The postmodern view views data simply as an ingredient used in the process of training a machine learning model, among other ingredients like choosing the architecture, loss function, and other hyperparameters. If you change the architecture and run the training process, you get out a model with different behavior. Similarly, the postmodern view understands data as a toggle or lever: changing the data will change the behavior of the resulting model. This is purely a functional view of data (what can it do for me?); in this framework, “is the data real” is not relevant or perhaps even sensible.
This view is more common among modern deep learning practitioners, and echoes a conceptual schism that occurred in old-school statistics: “Two Cultures of Statistical Modeling” by Leo Breiman (2001): if black-box random forests (an ugly model, to perhaps many statisticians at the time) achieve better test-set predictive performance, then favor them over elegant statistical models hand-crafted with expert knowledge.
In the postmodern view, we primarily care about improving the behavior of the model.

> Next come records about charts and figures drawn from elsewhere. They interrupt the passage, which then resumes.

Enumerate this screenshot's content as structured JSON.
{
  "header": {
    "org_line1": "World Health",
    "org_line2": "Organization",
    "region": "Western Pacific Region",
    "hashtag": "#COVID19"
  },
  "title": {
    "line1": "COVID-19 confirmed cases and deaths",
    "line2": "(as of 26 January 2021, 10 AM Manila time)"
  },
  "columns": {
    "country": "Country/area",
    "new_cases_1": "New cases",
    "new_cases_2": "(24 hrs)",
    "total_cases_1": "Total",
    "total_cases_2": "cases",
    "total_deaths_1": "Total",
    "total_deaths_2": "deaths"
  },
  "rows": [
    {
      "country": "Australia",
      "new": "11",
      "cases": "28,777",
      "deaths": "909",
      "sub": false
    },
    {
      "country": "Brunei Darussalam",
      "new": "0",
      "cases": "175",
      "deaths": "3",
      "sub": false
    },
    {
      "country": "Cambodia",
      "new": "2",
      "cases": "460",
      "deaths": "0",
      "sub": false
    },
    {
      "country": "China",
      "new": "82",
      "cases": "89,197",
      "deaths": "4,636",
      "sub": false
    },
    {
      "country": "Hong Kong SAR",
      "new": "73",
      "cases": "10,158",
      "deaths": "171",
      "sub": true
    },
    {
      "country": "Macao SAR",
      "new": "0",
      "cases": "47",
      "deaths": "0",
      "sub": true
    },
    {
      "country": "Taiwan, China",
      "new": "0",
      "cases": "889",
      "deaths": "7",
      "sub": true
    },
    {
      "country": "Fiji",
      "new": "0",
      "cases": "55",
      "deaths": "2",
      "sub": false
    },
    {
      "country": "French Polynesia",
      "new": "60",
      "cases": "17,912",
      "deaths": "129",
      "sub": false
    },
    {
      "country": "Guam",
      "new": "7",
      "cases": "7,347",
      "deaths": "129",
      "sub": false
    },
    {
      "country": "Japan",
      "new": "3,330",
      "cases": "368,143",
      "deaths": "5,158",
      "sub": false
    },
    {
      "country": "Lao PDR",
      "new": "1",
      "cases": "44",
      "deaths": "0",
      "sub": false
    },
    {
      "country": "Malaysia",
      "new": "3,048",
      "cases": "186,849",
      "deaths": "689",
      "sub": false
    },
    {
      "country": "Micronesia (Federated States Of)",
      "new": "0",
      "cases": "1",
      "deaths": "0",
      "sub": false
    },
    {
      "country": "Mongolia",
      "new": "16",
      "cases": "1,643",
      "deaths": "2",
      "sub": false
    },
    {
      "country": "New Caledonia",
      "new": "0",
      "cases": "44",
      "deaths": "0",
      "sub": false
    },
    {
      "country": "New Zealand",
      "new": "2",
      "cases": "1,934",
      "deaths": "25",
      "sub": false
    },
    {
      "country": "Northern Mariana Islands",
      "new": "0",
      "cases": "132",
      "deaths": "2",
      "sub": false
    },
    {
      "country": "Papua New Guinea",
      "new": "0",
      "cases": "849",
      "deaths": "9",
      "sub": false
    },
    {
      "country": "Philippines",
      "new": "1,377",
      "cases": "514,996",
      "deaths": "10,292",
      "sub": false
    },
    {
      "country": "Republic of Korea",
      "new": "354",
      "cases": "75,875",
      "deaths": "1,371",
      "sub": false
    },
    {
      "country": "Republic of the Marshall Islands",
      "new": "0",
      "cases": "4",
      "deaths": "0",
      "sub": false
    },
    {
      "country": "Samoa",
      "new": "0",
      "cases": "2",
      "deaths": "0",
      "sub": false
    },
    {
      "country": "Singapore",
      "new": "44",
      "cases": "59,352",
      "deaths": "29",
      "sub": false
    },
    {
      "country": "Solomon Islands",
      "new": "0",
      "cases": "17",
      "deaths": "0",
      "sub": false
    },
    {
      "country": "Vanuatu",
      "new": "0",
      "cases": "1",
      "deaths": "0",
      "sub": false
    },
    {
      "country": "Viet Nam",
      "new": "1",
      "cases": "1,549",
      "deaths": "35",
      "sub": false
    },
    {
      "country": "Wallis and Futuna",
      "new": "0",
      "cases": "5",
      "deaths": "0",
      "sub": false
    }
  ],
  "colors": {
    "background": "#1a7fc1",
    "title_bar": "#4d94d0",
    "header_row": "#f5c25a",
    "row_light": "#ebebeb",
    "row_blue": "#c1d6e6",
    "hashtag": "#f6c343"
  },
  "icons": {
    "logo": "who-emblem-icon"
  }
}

Thus, evaluation becomes sacred, as the main force grounding us in reality. The postmodern view would embrace synthetic data if it improves performance in evaluation.
Notably, this {data $\rightarrow$ behavior} framework has a non-trivial relationship with generalization. Generalization can be irrelevant to the desired behavior on tasks where memorization can nearly be enough, e.g. solvable through advanced retrieval techniques. In this situation, we can abandon even the “sacred” division of data into training set and held-out test-set, and simply put everything into the training set. A concrete example is using an LLM to simply look up information: the best way to maximize performance is to put everything into the training set.
Taking the concept of synthetic data to an extreme, the postmodern view suggests an intriguing problem: to maximize the performance of a model: search over the data space for the “optimal dataset”. In general, this is an incredibly challenging problem in a very high-dimensional search space, but this is exactly the the type of setting where deep learning is commonly employed.
Reconciliation. How shall one reconcile these two views? I favor having an understanding of each perspective in one’s toolbox, and setting sacredness aside. It is a fact that data is an ingredient that, if modified, can change model behavior, and therefore that synthetic data can improve model performance. However, “real” data is a key tether to reality, and sacrificing that tether can make trusting a model harder, by increasing the burden of proving trust on evaluation.